Eskisi deli ama yiğitti. Peki ya şimdiki Dumrullar?
Toplumsal ilişkiler birincil ilişkiler olmaktan çıkıp, yasa ya da bürokrasi aracılığıyla dolayımlandıkça politik ve hukuksal ilişkiler de karışık biçimler alırlar. Doğrudan karşı karşıya gelmeler yerine kendini koruma ihtiyacını hissedenin örgütlemiş olduğu kolluk kuvvetleri yurttaşlar ile devlet arasında, devlet adına hareket eden bir rol oynamaya başlarlar. Kabaca söylendikte kuru çayın üstündeki köprüde artık Deli Dumrul değil onun bir adamı oturmaktadır. Hukuk burada devreye girer ve köprüde oturan adamı tarafsız ilan eder. Türkiye’de açıktır ki kolluk kuvvetleri toplumsal olaylar karşısında tarafsız değildirler ve demokratik muhalefetin soldan refleks gösteren unsurlarına zor kullanmayı meşru görürler. Burada sorunun sadece bir düzeyi açığa çıkar ve elbette hesaplaşılması gerekir. Fakat Dumrul soyluların çok daha tehlikeli ve hukuksuzluğun çok daha yüksek bir boyutu ise Melih Gökçek aracılığıyla Ankara’daki ulaşım ücretleri sorunu ile ilgili olarak ortaya çıktı. Melih Gökçek ilk olarak vatandaşlar ile özel halk otobüsü şoförlerini karşı karşıya getirecek açıklamalar yaptı bununla da yetinmeyerek otobüs ve minibüsleri bir günlük iş bırakma eylemine çıkardı. Kafasını piyasanın kar ideolojisi ile doldurmuş bu belediye başkanına kamusal hizmetten bahsetmeyi gerekli dahi görmüyoruz. Fakat ODTÜ ve Hacettepe öğrencilerinin ulaşım hakkı ile ilgili eyleminde çok daha tehlikeli bir durum ortaya çıktı. Ulaşım ücretlerinin yüksekliğini protesto eden öğrenciler Türkiye’nin birçok yerinde yapılan kart basmama eylemini kendi üniversitelerinde de gerçekleştirdiler. Bunun üzerine bir kamu görevlisi ve “tarafsız” olması gereken şoför otobüsü durdurarak polisi aradı ve 150’ye yakın üniversitelinin gözaltına alınmasını sağladı. Bu alışıldık durumlardan sonra gelen uygulamalar ise Deli Dumrul’un icraatlarıdır.

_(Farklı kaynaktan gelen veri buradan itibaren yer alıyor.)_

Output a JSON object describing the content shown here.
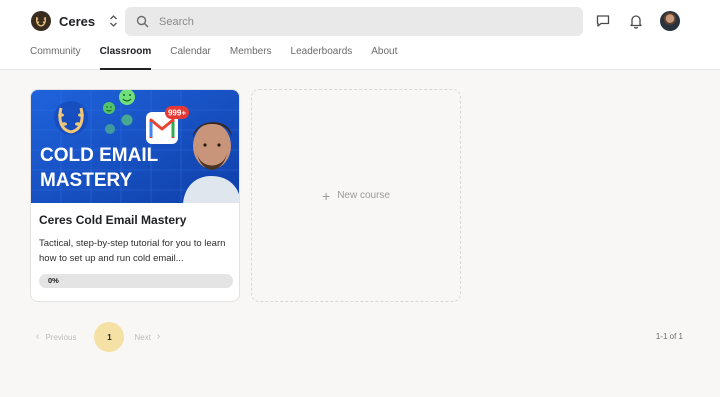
{
  "header": {
    "community_name": "Ceres",
    "search_placeholder": "Search"
  },
  "tabs": [
    {
      "label": "Community",
      "active": false
    },
    {
      "label": "Classroom",
      "active": true
    },
    {
      "label": "Calendar",
      "active": false
    },
    {
      "label": "Members",
      "active": false
    },
    {
      "label": "Leaderboards",
      "active": false
    },
    {
      "label": "About",
      "active": false
    }
  ],
  "course": {
    "thumbnail_text_line1": "COLD EMAIL",
    "thumbnail_text_line2": "MASTERY",
    "thumbnail_badge": "999+",
    "title": "Ceres Cold Email Mastery",
    "description": "Tactical, step-by-step tutorial for you to learn how to set up and run cold email...",
    "progress_percent": 0,
    "progress_label": "0%"
  },
  "new_course": {
    "label": "New course"
  },
  "pagination": {
    "previous_label": "Previous",
    "current_page": "1",
    "next_label": "Next",
    "count_label": "1-1 of 1"
  },
  "colors": {
    "accent_yellow": "#f5e1a6",
    "thumbnail_blue": "#1c5fd6",
    "badge_red": "#e53935"
  }
}
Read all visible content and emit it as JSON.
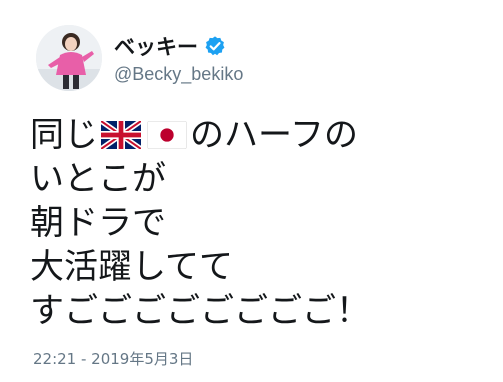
{
  "user": {
    "display_name": "ベッキー",
    "handle": "@Becky_bekiko",
    "verified": true,
    "avatar_icon": "avatar-photo"
  },
  "tweet": {
    "line1_prefix": "同じ",
    "flags": [
      "uk-flag-icon",
      "japan-flag-icon"
    ],
    "line1_suffix": "のハーフの",
    "line2": "いとこが",
    "line3": "朝ドラで",
    "line4": "大活躍してて",
    "line5": "すごごごごごごごご！"
  },
  "timestamp": "22:21 - 2019年5月3日",
  "colors": {
    "text": "#14171a",
    "muted": "#657786",
    "verified": "#1da1f2"
  }
}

Melih Gökçek kamu hizmetini bir lütuf Büyükşehir çalışanlarını para-militer gücü zannediyor.
İlk olarak bir sonraki gün Hacettepe ve ODTÜ’ye giden belediye otobüslerini ve semt servislerini kaldıran Gökçek ortaya çıkacak olan rahatsızlıktan ulaşım hakkı eylemini yapanlar ile diğer yurttaşları karşı karşıya getirmeyi umuyor ve bunu da medyadaki vermiş olduğu demeçlerle perçinlemeye çalışıyor. İkinci bir karşı karşıya getirme durumu ise kart basmama eyleminde otobüsü durdurarak öğrencilerin gözaltına alınmasını sağlayan otobüs şoförüne 60 yevmiyeye denk gelen 2.350 TL ödül vermesi. Böylece kamu hizmetlileri ile vatandaşlar arasında kurulmuş olan ilişkideki tarafsızlık ilkesini, ödül avcılığı ile kendinin lehine zedelemesi. Tehlikeli ve kimsenin altından kalkamayacağı sonuçlar doğuracak iki uygulama.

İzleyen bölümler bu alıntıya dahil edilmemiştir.